Consumers iterate over StreamChunk objects — they never touch raw provider events directly.

delta

The incremental content for this chunk.

accumulated_text

Running concatenation of all delta.text values so far.

finish_reason

None for intermediate chunks; set on the final chunk.

tool_calls

Empty until the final chunk (is_final=True).

usage

Token counts — populated on the final chunk only.

is_final

True only for the very last chunk in the stream.

raw

The underlying provider event (escape-hatch for advanced users).

Create a new model by parsing and validating input data from keyword arguments.

Raises [ValidationError][pydantic_core.ValidationError] if the input data cannot be validated to form a valid model.

self is explicitly positional-only to allow self as a field name.

delta: StreamDelta
accumulated_text: str
accumulated_thinking: str
is_thinking: bool
finish_reason: FinishReason | None
tool_calls: list[ToolCallResult]
usage: dict[str, int]
is_final: bool
parsed: dict[str, Any] | list[Any] | None
raw: Any
model_config: ClassVar[ConfigDict] = {'arbitrary_types_allowed': True}

Configuration for the model, should be a dictionary conforming to [ConfigDict][pydantic.config.ConfigDict].

Field

Type

Description

delta

StreamDelta

Incremental content (.text or .thinking)

accumulated_text

str

All answer text received so far

accumulated_thinking

str

All reasoning text received so far

is_thinking

bool

True when this chunk carries only reasoning text

is_final

bool

True on the last event in the stream

usage

dict[str, int]

Token counts on the final chunk


LLMResponse

class ractogateway.adapters.base.LLMResponse(**data)[source]

Bases: BaseModel

Unified, provider-agnostic response envelope.

Every adapter’s run() method returns one of these, regardless of whether the underlying provider is OpenAI, Gemini, or Anthropic.

Create a new model by parsing and validating input data from keyword arguments.

Raises [ValidationError][pydantic_core.ValidationError] if the input data cannot be validated to form a valid model.

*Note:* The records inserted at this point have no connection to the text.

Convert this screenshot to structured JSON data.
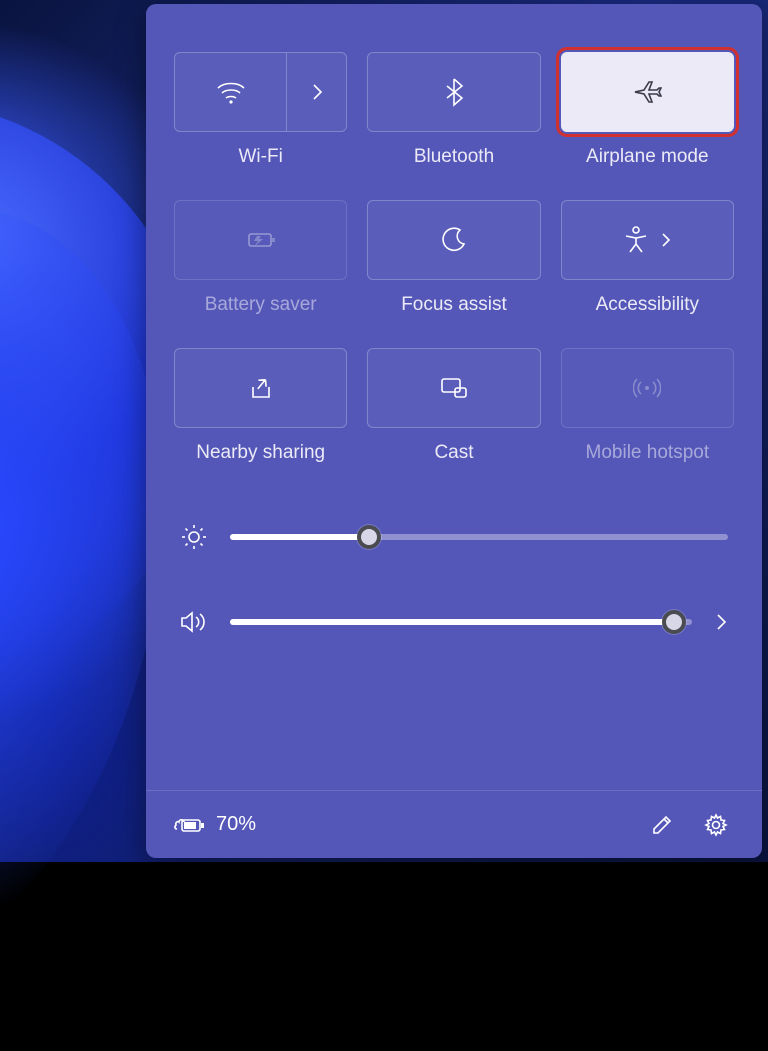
{
  "tiles": {
    "wifi": {
      "label": "Wi-Fi",
      "active": false,
      "has_arrow": true
    },
    "bluetooth": {
      "label": "Bluetooth",
      "active": false
    },
    "airplane": {
      "label": "Airplane mode",
      "active": true,
      "highlighted": true
    },
    "battery_saver": {
      "label": "Battery saver",
      "disabled": true
    },
    "focus_assist": {
      "label": "Focus assist",
      "active": false
    },
    "accessibility": {
      "label": "Accessibility",
      "active": false,
      "has_inline_arrow": true
    },
    "nearby": {
      "label": "Nearby sharing",
      "active": false
    },
    "cast": {
      "label": "Cast",
      "active": false
    },
    "hotspot": {
      "label": "Mobile hotspot",
      "disabled": true
    }
  },
  "sliders": {
    "brightness": {
      "value": 28
    },
    "volume": {
      "value": 96,
      "has_arrow": true
    }
  },
  "footer": {
    "battery_text": "70%",
    "charging": true
  },
  "colors": {
    "panel": "#5457b8",
    "tile_active_bg": "#eceaf6",
    "highlight": "#d03030"
  }
}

self is explicitly positional-only to allow self as a field name.

content: str | None
thinking: str | None
parsed: dict[str, Any] | list[Any] | None
tool_calls: list[ToolCallResult]
finish_reason: FinishReason
usage: dict[str, int]
raw: Any
model_config: ClassVar[ConfigDict] = {'arbitrary_types_allowed': True}

Configuration for the model, should be a dictionary conforming to [ConfigDict][pydantic.config.ConfigDict].

Field

Type

Description

content

str | None

Final answer text

thinking

str | None

Complete reasoning text (Anthropic / Google)

usage

dict[str, int]

Token counts; OpenAI o-series adds reasoning_tokens key


Provider behaviour summary

Anthropic

  • Supported models: claude-3-7-sonnet-20250219 and later.

  • API param injected: thinking={"type": "enabled", "budget_tokens": N}.

  • Temperature is automatically forced to 1 (API requirement; user value is ignored).

  • Stream events: thinking_delta events carry delta.thinking; text_delta events carry delta.text. Both can interleave in the same stream.

  • Non-streaming: LLMResponse.thinking contains the complete reasoning block.

Google

  • Supported models: gemini-2.5-pro, gemini-2.0-flash-thinking-exp.

  • API param injected: ThinkingConfig(thinking_budget=N) in GenerateContentConfig.

  • Thought parts are identified by part.thought == True in the response candidates.

  • Streaming: thought parts arrive as is_thinking=True chunks before answer parts.

  • Non-streaming: LLMResponse.thinking contains all joined thought parts.

OpenAI

  • Supported models: o1, o3, o3-mini.

  • native_thinking / thinking_budget are silently ignored (OpenAI does not expose reasoning text in the Chat Completions API).

  • Reasoning token count is exposed automatically in response.usage["reasoning_tokens"] whenever the model returns completion_tokens_details.reasoning_tokens.